In the community’s view, the 2008 EcoDensity Charter represented a “battering ram” approach to densification. Considerable discretionary power was eventually granted to Council by the Charter, thus undermining well-established policies of community engagement and implementation. Despite the extensive publicity campaign, the community hated and distrusted the policy. It sank Sam Sullivan politically. Shortly after he announced it, his popularity went into steep decline and, despite thirteen years as a City Councillor, he lost candidature after only one term as Mayor …

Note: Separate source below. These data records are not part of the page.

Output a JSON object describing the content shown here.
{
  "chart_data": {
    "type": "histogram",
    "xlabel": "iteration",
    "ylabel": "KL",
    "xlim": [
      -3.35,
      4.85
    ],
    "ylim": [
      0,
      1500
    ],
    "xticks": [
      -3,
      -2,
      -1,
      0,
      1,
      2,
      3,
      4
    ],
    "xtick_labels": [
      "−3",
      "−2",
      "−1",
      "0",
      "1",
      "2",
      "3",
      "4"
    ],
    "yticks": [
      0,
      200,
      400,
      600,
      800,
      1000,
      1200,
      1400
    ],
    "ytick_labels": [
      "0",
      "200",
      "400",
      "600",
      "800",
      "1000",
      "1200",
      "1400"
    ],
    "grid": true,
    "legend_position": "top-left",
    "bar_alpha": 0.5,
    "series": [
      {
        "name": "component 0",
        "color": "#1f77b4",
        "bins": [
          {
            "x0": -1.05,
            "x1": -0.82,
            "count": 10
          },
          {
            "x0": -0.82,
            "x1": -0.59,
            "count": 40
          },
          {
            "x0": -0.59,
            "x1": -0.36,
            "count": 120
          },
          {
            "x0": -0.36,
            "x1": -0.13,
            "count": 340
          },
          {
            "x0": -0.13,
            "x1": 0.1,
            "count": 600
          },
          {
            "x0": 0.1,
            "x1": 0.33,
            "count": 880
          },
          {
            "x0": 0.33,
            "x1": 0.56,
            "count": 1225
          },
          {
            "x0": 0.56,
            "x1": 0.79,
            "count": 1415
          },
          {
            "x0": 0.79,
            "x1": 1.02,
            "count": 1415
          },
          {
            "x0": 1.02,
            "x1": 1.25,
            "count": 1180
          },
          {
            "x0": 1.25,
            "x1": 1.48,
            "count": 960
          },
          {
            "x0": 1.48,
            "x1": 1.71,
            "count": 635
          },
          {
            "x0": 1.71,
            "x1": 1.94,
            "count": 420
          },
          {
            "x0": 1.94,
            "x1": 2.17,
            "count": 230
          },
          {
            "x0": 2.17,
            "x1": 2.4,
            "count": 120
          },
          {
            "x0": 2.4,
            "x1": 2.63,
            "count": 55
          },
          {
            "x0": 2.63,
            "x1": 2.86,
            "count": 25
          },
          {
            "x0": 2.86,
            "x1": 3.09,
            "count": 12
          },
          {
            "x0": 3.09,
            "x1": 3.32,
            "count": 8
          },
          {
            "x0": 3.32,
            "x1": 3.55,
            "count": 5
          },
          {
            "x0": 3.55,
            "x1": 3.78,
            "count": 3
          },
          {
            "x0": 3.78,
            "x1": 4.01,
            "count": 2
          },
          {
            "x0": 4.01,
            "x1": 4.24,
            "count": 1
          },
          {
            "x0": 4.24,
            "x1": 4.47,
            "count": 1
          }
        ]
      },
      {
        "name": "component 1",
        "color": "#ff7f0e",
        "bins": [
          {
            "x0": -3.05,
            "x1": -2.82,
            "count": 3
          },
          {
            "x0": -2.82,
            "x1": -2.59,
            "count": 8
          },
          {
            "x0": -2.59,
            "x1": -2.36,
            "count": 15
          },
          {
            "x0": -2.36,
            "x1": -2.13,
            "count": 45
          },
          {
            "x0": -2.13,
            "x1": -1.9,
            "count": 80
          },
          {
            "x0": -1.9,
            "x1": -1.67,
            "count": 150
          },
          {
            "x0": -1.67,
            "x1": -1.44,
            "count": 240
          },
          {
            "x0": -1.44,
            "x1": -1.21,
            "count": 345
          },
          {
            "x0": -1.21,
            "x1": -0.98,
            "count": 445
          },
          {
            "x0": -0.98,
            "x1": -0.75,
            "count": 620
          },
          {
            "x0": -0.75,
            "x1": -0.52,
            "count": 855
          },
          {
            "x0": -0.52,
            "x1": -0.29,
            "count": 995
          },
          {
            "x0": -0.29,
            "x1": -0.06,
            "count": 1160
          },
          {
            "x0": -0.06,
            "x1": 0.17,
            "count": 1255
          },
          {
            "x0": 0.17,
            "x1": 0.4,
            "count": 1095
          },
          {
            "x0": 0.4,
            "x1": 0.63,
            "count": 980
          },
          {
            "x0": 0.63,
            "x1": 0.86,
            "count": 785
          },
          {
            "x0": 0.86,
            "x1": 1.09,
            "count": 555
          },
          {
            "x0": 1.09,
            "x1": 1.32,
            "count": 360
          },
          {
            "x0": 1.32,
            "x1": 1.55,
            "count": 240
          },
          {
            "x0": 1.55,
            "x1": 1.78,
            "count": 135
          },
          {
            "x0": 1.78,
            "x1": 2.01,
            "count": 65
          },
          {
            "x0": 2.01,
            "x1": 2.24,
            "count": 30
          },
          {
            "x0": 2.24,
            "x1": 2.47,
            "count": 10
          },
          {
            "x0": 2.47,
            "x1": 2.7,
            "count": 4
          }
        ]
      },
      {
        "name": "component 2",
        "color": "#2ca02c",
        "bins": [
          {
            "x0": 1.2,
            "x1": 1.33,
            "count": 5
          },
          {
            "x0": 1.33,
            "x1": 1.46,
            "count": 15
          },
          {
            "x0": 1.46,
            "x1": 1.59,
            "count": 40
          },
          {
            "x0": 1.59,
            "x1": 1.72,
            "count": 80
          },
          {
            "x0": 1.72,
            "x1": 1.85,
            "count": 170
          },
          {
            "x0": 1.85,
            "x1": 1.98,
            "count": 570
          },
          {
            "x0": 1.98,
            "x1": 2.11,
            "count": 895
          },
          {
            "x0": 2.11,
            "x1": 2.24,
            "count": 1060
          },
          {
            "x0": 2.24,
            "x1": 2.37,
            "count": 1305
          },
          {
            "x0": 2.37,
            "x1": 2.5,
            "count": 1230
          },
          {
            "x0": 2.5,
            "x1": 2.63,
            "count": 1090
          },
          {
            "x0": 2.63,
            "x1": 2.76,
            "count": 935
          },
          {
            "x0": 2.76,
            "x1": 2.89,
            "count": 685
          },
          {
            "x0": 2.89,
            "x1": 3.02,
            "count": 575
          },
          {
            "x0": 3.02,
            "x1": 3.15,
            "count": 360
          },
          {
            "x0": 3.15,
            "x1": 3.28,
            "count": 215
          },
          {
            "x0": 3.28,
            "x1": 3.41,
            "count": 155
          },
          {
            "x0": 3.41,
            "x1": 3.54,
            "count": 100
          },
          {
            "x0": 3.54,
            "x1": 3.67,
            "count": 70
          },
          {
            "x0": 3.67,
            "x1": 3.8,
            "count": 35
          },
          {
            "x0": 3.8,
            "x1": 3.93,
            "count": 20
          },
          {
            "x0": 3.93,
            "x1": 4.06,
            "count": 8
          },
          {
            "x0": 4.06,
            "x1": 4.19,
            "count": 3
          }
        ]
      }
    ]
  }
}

Research reveals that even the City of Vancouver planners were not convinced that the policy would work. Brent Toderian was quoted in 2007 as saying: “EcoDensity won’t provide housing that meets average incomes. I don’t think we would affect housing supply to the point that prices would go down.”


Dr. Sarkissian is in Vancouver on a private visit this month, Several of us are hopeful of meeting with her while she is here.